La Presse Anarchiste

Chez Ramollot

Il y a quelques mois un ser­gent-major de péni­ten­ti­aire pas­sait devant le con­seil de guerre d’Alger.

Il était accusé d’avoir frap­pé un sol­dat à coup de nerfs de bœuf, de l’avoir dépouil­lé de ses vête­ments, et de l’avoir exposé nu à la porte d’un gour­bi, sous le froid et la neige.

Trois colons, témoins du fait, portèrent plainte, et, naturelle­ment, furent invités à dépos­er devant l’au­torité militaire.

Ils y allèrent :

Lors de la séance du con­seil, ils racon­tèrent ce qu’ils avaient vu, sim­ple­ment et sincère­ment, et leurs dépo­si­tions ne fai­saient que con­firmer celle du dis­ci­plinaire tor­turé par le sergent-major.

Mais tout à coup mal­gré les aveux du sous-off’ bour­reau, le con­seil de guerre par l’or­gane de son Ramol­lot de prési­dent déclara qu’il était néces­saire de met­tre à la rai­son les indis­ci­plinés, et que tous les moyens étaient bons!!

Bien plus, comme les trois colons appelés en témoignage protes­taient, le colonel menaça de les faire arrêter séance ten­ante, et le con­seil après délibéra­tion pour la forme, acquit­ta la brute de ser­gent-major « en le félic­i­tant de sa fermeté. »

— O —

Deux­ième fait — Un adju­dant de la Légion étrangère, en gar­ni­son à Bel-Abbès, fai­sait met­tre dernière­ment un sol­dat coupable d’avoir pris un verre de trop en cra­pau­dine.

Le mal­heureux, lig­oté, ficelé comme une saucisse, fut exposé au soleil la tête en bas.

Une heure après, il expi­rait par suite d’une con­ges­tion cérébrale. Pour la forme, on arrê­ta l’ad­ju­dant peu de jours après on le remit en lib­erté, et ses chefs le félic­itèrent publique­ment pour son énergie.

Il vient d’être dévoré de la médaille militaire.

— O —

Numéro trois — Tout le monde à présent a à la mémoire cette affaire du ser­gent Duc­los. Voici en deux mots le fait que nous rap­pelons. Un mal­heureux dis­ci­plinaire était en cel­lule, sans pain, sans eau, et sans vêtement.

Affamé, il frappe à la porte de son cachot, un adju­dant vint ouvrir, suivi de deux ser­gents et d’un caporal.

Aus­sitôt l’ad­ju­dant se jette sur l’homme, le ter­rasse, le frappe à coup de botte, puis le ren­ferme dans sa cel­lule, recom­man­dant aux gradés — ses sub­al­ternes — d’af­firmer que le dis­ci­plinaire l’avait injurié et frappé.

L’homme passe au con­seil de guerre, il nie et pré­tend au con­traire qu’il a été mar­tyrisé par le voy­ou galon­né. Un ser­gent et le capo­ral abon­dent dans le sens de l’ad­ju­dant, mais l’autre ser­gent, le nom­mé Duc­los, ayant un relent d’hon­nêteté racon­te les faits tels qu’ils se sont passés, tels que les avait racon­té le pau­vre disciplinaire.
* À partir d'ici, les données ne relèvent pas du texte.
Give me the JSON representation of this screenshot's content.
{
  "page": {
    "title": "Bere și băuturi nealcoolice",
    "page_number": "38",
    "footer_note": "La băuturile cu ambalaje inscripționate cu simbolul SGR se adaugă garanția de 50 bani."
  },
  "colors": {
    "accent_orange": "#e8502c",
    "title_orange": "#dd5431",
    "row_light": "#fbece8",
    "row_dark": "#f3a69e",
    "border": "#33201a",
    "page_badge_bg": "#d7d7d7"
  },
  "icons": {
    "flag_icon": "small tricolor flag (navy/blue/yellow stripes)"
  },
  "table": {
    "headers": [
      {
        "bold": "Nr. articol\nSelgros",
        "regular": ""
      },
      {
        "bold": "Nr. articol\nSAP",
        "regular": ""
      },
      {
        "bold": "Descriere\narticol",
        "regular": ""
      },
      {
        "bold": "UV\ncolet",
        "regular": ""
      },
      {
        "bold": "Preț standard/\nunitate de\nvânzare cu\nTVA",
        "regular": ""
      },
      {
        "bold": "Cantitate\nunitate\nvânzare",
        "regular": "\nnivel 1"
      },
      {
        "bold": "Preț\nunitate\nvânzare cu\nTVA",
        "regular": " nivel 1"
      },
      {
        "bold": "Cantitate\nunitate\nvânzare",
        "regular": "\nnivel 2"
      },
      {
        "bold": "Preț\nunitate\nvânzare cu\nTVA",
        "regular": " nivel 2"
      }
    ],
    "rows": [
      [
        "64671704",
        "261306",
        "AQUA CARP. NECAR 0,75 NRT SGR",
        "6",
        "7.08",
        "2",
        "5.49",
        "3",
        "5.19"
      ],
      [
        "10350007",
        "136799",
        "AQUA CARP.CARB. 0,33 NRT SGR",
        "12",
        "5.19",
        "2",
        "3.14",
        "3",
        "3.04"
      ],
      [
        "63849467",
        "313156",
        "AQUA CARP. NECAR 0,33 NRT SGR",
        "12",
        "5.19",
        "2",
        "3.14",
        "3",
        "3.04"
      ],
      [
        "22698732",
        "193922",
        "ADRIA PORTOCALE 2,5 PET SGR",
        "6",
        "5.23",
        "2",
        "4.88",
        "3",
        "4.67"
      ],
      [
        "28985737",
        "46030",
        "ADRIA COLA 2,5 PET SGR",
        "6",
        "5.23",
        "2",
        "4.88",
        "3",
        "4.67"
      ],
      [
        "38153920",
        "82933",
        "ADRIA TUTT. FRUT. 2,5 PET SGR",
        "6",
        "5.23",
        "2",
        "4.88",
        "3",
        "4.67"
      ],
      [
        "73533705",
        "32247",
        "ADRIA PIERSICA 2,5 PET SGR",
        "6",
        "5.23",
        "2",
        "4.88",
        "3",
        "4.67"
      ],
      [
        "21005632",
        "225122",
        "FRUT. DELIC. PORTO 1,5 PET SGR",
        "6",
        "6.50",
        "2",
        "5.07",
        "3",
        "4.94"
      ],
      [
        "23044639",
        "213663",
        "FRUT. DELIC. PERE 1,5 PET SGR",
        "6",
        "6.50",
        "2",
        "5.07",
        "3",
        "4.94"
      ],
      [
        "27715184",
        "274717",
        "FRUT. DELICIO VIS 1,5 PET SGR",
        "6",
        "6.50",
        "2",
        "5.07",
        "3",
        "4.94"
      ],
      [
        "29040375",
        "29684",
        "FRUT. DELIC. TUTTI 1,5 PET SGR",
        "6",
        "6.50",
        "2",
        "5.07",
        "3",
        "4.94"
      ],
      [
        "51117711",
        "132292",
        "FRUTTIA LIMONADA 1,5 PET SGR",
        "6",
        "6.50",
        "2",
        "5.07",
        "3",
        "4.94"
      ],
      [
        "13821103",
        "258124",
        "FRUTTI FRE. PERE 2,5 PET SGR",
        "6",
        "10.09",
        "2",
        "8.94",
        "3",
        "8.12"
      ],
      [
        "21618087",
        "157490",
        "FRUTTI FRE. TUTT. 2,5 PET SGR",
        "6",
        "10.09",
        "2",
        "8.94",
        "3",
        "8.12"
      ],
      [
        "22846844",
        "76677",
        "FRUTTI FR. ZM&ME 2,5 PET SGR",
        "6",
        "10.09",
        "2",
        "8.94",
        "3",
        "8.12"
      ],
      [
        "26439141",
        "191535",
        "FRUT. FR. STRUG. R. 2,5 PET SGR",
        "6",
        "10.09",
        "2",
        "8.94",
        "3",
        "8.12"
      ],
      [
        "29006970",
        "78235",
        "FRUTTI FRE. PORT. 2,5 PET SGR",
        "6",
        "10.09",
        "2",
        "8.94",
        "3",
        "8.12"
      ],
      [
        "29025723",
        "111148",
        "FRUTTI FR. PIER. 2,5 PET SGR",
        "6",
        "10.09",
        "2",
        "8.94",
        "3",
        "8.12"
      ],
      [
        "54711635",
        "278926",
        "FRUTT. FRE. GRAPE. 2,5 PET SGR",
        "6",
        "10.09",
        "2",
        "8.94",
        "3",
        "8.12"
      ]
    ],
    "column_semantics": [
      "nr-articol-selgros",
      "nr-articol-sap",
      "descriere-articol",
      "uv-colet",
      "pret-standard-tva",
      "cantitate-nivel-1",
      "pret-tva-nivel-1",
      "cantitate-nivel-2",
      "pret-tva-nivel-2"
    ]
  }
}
Aus­sitôt les mis­érables gar­nissant le comp­toir du con­seil de guerre d’Al­ger ordon­nent l’ar­resta­tion du ser­gent Duc­los et con­damnent le tor­turé à cinq ans de travaux publics. À la séance suiv­ante le ser­gent Duc­los, inculpé à son tour, fut con­damné à un an de prison pour faux témoignage.

Le père du dis­ci­plinaire, en apprenant la nou­velle est mort de chagrin.

— O —

Tels sont les faits que nous exposons bru­tale­ment mais véridique­ment espérant que la masse en tir­era la con­clu­sion et vouera une haine invétérée à cette mon­stru­osité qui s’ap­pelle l’armée.